第二次,是在更衣室门外,他听见里面传来压抑的喘息声,开门却空无一人,只有地上半张被揉皱的剧本。
第三次,就在此刻,当他收剑回鞘时,余光瞥见苏浅站在阴影里,嘴角挂着一抹诡异至极的笑意。
“卡!很好!这条过了!”导演兴奋地大喊。
林予疲惫地放下剑,揉了揉太阳穴。他总觉得最近自己变得很奇怪,脑海里总是浮现出一些不该存在的画面。比如,在拍摄亲密戏时,虽然对方是替身,但他却清晰地感觉到身后有一双冰冷的手正紧紧扣住他的腰;又比如,在深夜独处时,总会听见有人在耳边低语,声音熟悉又陌生,像是苏浅,又像是他自己。
收工后,林予没有立刻离开,而是鬼使神差地走向了道具间。那里存放着今晚那场重头戏的“刑具”——一条特制的皮革束缚带。
门虚掩着,里面透出一丝微弱的光。
林予推开门,看见苏浅正背对着他,手里拿着那条束缚带,似乎在检查它的牢固程度。
“苏助理,还没走?”林予尽量让声音听起来平静。
苏浅没有回头,只是轻轻放下手中的皮鞭,缓缓转过身。她的脸上依旧没有什么表情,但那双眸子深处,却翻涌着林予从未见过的狂热与占有欲。
“林老师,你在害怕吗?”她轻声问道,声音像是从很远的地方飘来。
“我有什么好怕的?”林予冷笑一声,试图用傲慢来掩饰内心的不安,“倒是你,大半夜不休息,在这里摆弄这些危险的东西,是想谋杀亲夫,还是想谋杀男主?”
苏浅轻笑出声,那笑声在空旷的道具间里回荡,显得格外阴森。她一步步走近,高跟鞋敲击地面的声音,像是敲在林予的心跳上。
“林予,你真的不记得了吗?”她走到他面前,伸手轻轻抚摸他的脸颊,指尖冰凉刺骨,“从你进组的第一天开始,你就一直试图逃离我。哪怕只是在戏里,你也要假装不爱我,假装要杀我。”

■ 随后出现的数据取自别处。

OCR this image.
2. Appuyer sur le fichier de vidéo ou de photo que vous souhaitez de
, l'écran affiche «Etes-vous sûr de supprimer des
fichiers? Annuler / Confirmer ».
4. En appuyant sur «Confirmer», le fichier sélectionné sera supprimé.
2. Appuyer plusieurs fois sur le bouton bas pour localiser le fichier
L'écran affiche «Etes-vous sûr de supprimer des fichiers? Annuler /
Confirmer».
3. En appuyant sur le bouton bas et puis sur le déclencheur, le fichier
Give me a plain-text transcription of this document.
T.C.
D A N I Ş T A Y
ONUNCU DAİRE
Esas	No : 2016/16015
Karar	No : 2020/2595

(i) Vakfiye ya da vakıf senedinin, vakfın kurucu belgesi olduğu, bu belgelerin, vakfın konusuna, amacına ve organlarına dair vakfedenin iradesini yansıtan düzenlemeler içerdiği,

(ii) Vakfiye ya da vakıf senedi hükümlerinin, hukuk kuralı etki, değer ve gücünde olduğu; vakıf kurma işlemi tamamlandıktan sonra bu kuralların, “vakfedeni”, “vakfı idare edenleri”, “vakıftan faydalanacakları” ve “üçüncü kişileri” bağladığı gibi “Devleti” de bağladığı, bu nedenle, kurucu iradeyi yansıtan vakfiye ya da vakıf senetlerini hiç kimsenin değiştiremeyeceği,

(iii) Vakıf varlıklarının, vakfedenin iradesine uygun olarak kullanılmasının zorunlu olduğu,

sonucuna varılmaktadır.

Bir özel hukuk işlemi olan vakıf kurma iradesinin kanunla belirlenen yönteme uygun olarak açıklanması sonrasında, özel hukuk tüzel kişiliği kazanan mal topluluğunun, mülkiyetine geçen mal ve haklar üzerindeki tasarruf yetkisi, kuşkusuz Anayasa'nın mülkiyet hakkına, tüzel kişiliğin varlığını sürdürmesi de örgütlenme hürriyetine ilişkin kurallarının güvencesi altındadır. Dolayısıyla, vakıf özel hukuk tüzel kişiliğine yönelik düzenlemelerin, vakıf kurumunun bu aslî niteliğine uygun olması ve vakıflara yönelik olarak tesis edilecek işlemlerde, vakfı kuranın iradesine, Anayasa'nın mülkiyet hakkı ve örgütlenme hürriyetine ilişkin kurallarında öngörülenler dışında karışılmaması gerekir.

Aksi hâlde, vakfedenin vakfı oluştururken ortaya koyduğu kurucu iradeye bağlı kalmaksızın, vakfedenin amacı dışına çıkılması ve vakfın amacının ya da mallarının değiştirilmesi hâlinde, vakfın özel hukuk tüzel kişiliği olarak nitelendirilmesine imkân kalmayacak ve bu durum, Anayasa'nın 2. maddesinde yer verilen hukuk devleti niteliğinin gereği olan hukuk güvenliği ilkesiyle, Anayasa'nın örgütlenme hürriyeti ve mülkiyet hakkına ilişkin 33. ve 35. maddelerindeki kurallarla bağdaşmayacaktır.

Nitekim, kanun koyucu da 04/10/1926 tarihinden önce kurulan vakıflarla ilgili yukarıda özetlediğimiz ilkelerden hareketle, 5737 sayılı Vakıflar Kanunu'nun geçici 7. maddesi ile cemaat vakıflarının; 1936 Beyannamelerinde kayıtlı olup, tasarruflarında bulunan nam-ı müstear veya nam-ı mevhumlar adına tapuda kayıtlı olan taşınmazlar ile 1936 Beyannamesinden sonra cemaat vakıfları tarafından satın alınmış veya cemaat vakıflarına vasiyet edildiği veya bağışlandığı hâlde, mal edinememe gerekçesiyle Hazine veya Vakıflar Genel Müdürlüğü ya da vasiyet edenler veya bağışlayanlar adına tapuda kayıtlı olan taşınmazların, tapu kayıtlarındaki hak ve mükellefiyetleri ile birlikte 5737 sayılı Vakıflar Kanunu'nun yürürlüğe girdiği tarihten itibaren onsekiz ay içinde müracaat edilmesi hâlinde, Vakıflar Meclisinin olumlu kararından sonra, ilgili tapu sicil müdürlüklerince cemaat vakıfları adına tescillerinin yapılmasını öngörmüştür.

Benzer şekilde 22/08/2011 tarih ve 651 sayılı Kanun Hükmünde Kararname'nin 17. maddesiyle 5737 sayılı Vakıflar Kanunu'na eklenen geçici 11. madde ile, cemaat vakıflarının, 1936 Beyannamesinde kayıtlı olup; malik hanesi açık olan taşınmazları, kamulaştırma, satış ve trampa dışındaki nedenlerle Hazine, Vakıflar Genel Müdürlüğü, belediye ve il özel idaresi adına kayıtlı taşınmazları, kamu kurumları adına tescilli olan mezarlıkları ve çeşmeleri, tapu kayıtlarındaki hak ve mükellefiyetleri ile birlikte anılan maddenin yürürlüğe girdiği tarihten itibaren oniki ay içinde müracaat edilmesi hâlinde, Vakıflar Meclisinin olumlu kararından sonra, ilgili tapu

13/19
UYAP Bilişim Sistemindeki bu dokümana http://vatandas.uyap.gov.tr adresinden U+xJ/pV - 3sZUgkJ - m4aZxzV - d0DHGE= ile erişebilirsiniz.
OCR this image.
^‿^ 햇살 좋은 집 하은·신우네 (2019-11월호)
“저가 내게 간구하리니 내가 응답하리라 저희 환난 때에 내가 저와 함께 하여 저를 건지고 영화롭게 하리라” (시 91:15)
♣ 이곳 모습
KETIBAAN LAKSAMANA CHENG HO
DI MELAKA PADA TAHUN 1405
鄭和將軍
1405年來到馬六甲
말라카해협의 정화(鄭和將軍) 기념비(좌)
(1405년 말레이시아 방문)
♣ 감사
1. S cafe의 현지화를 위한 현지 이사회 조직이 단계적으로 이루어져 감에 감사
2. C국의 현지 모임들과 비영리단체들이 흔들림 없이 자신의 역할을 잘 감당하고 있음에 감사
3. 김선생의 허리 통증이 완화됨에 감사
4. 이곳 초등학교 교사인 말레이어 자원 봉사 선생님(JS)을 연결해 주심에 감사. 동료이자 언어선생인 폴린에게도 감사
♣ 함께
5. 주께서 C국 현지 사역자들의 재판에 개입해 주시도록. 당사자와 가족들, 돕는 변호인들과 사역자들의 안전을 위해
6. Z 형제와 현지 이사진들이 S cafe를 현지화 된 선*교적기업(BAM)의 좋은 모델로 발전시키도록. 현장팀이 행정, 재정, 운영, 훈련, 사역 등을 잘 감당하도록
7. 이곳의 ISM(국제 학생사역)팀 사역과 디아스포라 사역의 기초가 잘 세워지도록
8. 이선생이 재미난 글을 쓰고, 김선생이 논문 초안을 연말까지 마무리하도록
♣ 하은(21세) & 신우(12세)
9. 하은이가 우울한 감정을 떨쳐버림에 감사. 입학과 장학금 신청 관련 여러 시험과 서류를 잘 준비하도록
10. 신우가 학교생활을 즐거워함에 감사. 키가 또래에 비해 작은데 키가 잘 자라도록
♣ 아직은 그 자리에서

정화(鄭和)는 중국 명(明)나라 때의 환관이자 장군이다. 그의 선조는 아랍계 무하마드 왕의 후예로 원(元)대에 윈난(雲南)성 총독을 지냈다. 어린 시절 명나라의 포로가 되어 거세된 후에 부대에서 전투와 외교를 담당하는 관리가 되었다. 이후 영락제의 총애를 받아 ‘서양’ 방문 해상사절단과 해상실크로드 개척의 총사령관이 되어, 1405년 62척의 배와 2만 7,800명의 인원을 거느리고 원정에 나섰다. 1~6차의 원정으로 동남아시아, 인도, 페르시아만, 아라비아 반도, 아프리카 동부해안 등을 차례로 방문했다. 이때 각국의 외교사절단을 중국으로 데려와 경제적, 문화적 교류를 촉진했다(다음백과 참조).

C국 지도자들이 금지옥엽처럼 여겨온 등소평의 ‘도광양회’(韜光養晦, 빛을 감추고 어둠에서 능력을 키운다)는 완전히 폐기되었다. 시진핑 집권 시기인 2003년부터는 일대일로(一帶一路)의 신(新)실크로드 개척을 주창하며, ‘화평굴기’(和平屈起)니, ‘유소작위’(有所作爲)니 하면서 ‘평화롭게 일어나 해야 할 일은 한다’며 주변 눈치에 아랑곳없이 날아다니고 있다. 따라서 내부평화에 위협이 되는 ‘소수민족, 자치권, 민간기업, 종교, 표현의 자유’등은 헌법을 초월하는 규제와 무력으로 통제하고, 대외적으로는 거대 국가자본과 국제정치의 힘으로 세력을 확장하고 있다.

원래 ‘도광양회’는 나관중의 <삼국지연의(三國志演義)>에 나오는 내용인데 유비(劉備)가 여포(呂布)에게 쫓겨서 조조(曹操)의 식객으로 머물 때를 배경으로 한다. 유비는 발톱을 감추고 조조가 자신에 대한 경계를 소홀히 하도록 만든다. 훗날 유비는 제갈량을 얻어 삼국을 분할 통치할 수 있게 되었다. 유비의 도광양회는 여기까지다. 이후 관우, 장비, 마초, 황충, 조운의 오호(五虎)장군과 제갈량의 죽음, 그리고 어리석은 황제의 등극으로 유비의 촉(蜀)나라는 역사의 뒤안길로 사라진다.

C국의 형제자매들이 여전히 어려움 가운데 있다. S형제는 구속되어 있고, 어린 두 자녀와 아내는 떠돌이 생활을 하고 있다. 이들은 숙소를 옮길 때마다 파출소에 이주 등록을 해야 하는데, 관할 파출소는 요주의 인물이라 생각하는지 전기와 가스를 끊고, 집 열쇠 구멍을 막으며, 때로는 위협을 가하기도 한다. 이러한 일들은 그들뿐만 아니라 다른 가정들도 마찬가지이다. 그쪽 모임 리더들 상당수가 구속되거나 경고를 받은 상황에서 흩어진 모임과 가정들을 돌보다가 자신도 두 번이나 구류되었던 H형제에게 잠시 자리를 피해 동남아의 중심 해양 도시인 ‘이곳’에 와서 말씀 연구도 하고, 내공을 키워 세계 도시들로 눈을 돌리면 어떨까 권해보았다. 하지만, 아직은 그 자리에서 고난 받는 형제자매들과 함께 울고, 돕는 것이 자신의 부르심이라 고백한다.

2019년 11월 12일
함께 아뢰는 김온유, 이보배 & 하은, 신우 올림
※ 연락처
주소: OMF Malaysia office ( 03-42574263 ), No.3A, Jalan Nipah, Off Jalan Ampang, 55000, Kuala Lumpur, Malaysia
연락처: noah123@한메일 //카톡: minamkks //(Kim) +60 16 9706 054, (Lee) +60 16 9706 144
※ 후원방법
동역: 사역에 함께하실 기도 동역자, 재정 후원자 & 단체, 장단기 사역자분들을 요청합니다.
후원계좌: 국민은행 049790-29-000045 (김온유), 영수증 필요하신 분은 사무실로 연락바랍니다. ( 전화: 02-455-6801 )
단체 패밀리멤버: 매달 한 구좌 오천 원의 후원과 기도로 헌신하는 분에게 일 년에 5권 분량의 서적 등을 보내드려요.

林予愣住了。脑海中突然闪过一段破碎的记忆。不是现在的记忆,而是……另一个时空的记忆。
他想起,自己曾经是一个重度剧本病患者,每当进入角色,就会完全沉浸在角色的世界中,甚至分不清现实与虚构。而苏浅,是他的心理医生,也是他的恋人。为了帮助他走出创伤,他们设计了一场“沉浸式治疗”,让他扮演一个被囚禁、被虐待的角色,在不断的刺激中,重新找回对自我的掌控感。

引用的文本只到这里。